Things happen. They are caused by other things. Some of them seem to be under our control; others clearly are not.
The driver of the vehicle that killed Adenhart and his friends was driving with a suspended license, the result of previous drunk driving convictions. After barreling into Adenhart’s car while speeding through a red light, the driver exited his vehicle and fled the scene. He was apprehended 30 minutes later and faces multiple charges that will probably send him to prison for 25 years or more. He, like his most noteworthy victim, was only 22 years old.
Justice? Not for Nick Adenhart and his friends. Life played its final trick on them, and for Nick it was a most cruel one, following as it did on the previous tricks (having the gift for the game, overcoming the career-threatening injury, successfully climbing through the minors, getting a big break to make the major league roster this year, pitching a headline-grabbing game in his one and only start of the year).
In the end, Nick Adenhart’s life epitomized all of the cruel magician’s tricks. His steady ascension to the pinnacle of major league success highlighted life’s miraculous wonderment; his sudden, wholly unjust death evidenced clearly and decisively how cruel it can all too frequently be.
Jessica says
That was a nice read.
Kelly Vent says
Beautiful and thoughtful.
Mike Sands says
As JFK said: “Life is unfair.” In this case, tragically so.
Betsy Sanders says
Thanks so much for these thoughtful reflections — and for not trying to find a neat meaning for the unfathomable. In the 80’s in Orange County, we lost three young co-workers in three different accidents, all involving drunk drivers with priors — two of them firemen and one a police officer. The LA Times ran a heartbreaking story about the one fireman, engaged to the fire chief’s daughter, in the prime of his life, etc. When I drew their attention to the young man he had killed, also engaged, just promoted, in the prime of his life and now lifeless, they ran a second story. There is more to this, but MAAD picked up the ironic turn of events and our guy’s family became the key spokespeople. Brings back poignant memories.
Viking Daughter says
Such a nice tribute to a talented young man.
Perhaps there is wisdom to be heeded by yet another drunk driver tragedy. All assumed tragedies seem to have lessons if those paying attention take heed.
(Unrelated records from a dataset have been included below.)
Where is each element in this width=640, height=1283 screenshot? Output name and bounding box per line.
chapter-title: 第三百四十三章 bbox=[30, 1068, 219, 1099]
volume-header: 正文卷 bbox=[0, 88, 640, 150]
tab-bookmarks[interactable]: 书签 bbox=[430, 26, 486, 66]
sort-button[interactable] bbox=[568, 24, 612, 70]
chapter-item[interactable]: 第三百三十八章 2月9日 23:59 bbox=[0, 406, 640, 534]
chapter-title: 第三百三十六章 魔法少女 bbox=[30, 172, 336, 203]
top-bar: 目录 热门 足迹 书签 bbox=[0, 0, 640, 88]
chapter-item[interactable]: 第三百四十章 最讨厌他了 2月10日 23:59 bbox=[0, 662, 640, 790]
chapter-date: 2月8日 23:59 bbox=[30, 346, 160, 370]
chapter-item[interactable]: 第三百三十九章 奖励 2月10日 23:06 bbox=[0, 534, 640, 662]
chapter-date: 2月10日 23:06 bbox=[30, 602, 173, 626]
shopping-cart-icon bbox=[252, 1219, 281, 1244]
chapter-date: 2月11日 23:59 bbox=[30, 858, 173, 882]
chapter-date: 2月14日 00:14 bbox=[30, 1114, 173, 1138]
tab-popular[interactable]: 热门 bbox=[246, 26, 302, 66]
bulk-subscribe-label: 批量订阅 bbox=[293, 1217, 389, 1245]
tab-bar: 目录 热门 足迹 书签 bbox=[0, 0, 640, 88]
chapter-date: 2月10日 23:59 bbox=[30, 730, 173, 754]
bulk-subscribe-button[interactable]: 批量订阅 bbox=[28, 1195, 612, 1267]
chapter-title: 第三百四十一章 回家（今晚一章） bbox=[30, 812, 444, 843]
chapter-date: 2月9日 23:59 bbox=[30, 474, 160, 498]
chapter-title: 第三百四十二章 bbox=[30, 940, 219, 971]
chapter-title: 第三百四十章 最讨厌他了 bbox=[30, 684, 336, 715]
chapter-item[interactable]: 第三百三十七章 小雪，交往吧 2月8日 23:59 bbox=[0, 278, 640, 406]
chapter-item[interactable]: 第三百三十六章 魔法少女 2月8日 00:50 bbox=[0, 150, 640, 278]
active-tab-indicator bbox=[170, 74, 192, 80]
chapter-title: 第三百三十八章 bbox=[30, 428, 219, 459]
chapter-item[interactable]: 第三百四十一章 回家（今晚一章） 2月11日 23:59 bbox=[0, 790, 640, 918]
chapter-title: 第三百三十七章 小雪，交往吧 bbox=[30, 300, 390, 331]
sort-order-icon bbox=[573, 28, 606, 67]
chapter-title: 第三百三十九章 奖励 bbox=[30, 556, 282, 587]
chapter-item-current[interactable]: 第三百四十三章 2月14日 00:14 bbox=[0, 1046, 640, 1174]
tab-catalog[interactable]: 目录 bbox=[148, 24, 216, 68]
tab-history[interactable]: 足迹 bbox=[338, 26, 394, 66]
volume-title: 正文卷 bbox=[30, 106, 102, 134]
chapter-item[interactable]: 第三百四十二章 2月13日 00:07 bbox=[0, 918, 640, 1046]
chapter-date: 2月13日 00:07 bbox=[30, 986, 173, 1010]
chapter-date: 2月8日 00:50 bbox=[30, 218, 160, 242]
There is no cruel magician, however there are irresponsible humans who behave recklessly putting other’s lives to an early end.
If this story jolts just a few to the perils of driving while intoxicated….
Ashley Hamidi says
This is such a lovely piece.
However, I’m with Viking Daughter on this one. This was not the work of some “cruel magician”. Nor some cosmic connection. This is, simply, the work of a 22-year-old alcoholic (with a prior DUI) who cowardly fled the scene of the accident.
Nick Adenhart’s death is indeed a tragedy. But the source wasn’t from some mysterious cause. He was the victim of a drunk driver. It happens every single day. Countless lives have been lost to drunk driving. But because Adenhart’s famous, we snap to attention and demand to know “what it all means.”
Hopefully, this will raise awareness on the very real consequences of alcoholism and who knows, maybe even save some lives.
Viking Daughter says
Ashley, bravo. Had this been an average Joe who had been killed by yet another drunk driver–would we be analyzing it? Had the victim been a nobody famous and the drunk driver been famous, the entire scenario would change!
Magicians, higher powers, God, whoever you tend to put your faith or beliefs in, had nothing to do with us humans ”choices” to behave irresponsibly. It’s high time we acknowledge our actions and the proverbial ”ripple effect” that follows.
Nick’s death affected many, just as Joe Doe’s tragic death affected many.